Les prévisions d'inflation ont été relevées à plusieurs reprises au cours des derniers trimestres et il y a encore des risques qu'elles soient revues à la hausse au cours des prochains mois. Les plus récentes révisions s'expliquent en partie par de nouveaux chocs d'offre, notamment en raison de la guerre en Ukraine. Les prix du pétrole et du gaz naturel ont augmenté depuis l'invasion russe, de même que les prix de certains métaux et produits agricoles. Cette guerre amène aussi de nouveaux problèmes dans les chaînes d'approvisionnement mondiales, incluant le secteur automobile. Plusieurs pays affichent maintenant une inflation supérieure à 6 %. En zone euro, où les effets de la guerre sont plus visibles, la récente poussée des prix a nettement dépassé les attentes.

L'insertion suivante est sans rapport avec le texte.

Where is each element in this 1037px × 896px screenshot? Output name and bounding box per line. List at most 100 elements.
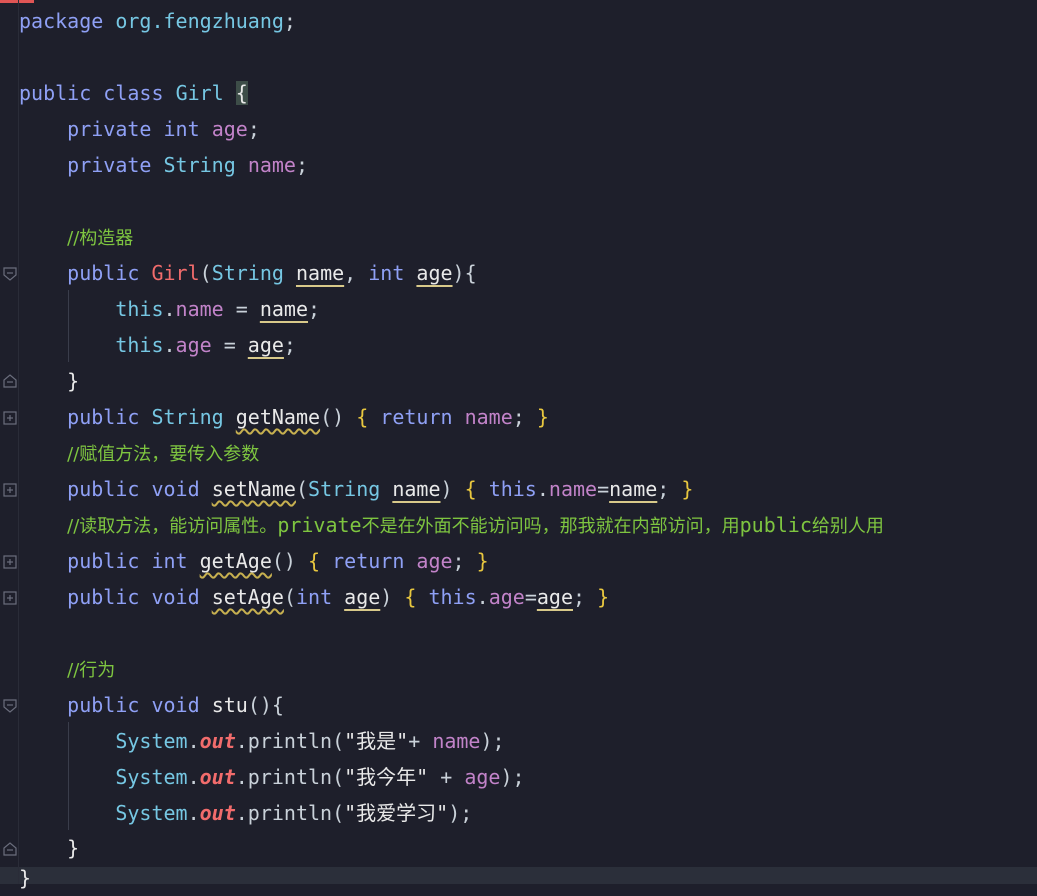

À cela s'ajoute la pandémie, qui n'évolue pas aussi favorablement que souhaité. La remontée des cas dans plusieurs pays laisse croire que des confinements ou des taux d'absentéisme élevés pourraient encore perturber la production et les chaînes d'approvisionnement mondiales. Le maintien d'une politique zéro COVID en Chine, où des confinements stricts sont encore régulièrement appliqués, est particulièrement préoccupant. D'ailleurs, de récents indicateurs en Chine témoignent déjà d'une nouvelle détérioration dans les délais de livraison. L'évolution de la demande s'avère aussi plus forte que prévu, notamment au Canada où la vague Omicron n'a eu qu'un effet limité sur le PIB réel malgré le resserrement des mesures sanitaires. Le marché du travail canadien affiche d'ailleurs une vigueur remarquable, ce qui devrait continuer de soutenir la consommation. En mars, l'emploi était environ 2 % plus haut qu'avant la pandémie et avait rejoint sa tendance historique. Le taux de chômage à 5,3 % au Canada est le plus faible jamais enregistré depuis que la donnée est publiée. Les taux de chômage ont aussi considérablement diminué dans plusieurs autres pays au cours des derniers trimestres, revenant pour la plupart à des niveaux similaires à ceux d'avant la pandémie; voir plus bas. En zone euro, le taux de chômage à 6,8 % est le plus faible jamais enregistré depuis la création de la devise commune, en 1998.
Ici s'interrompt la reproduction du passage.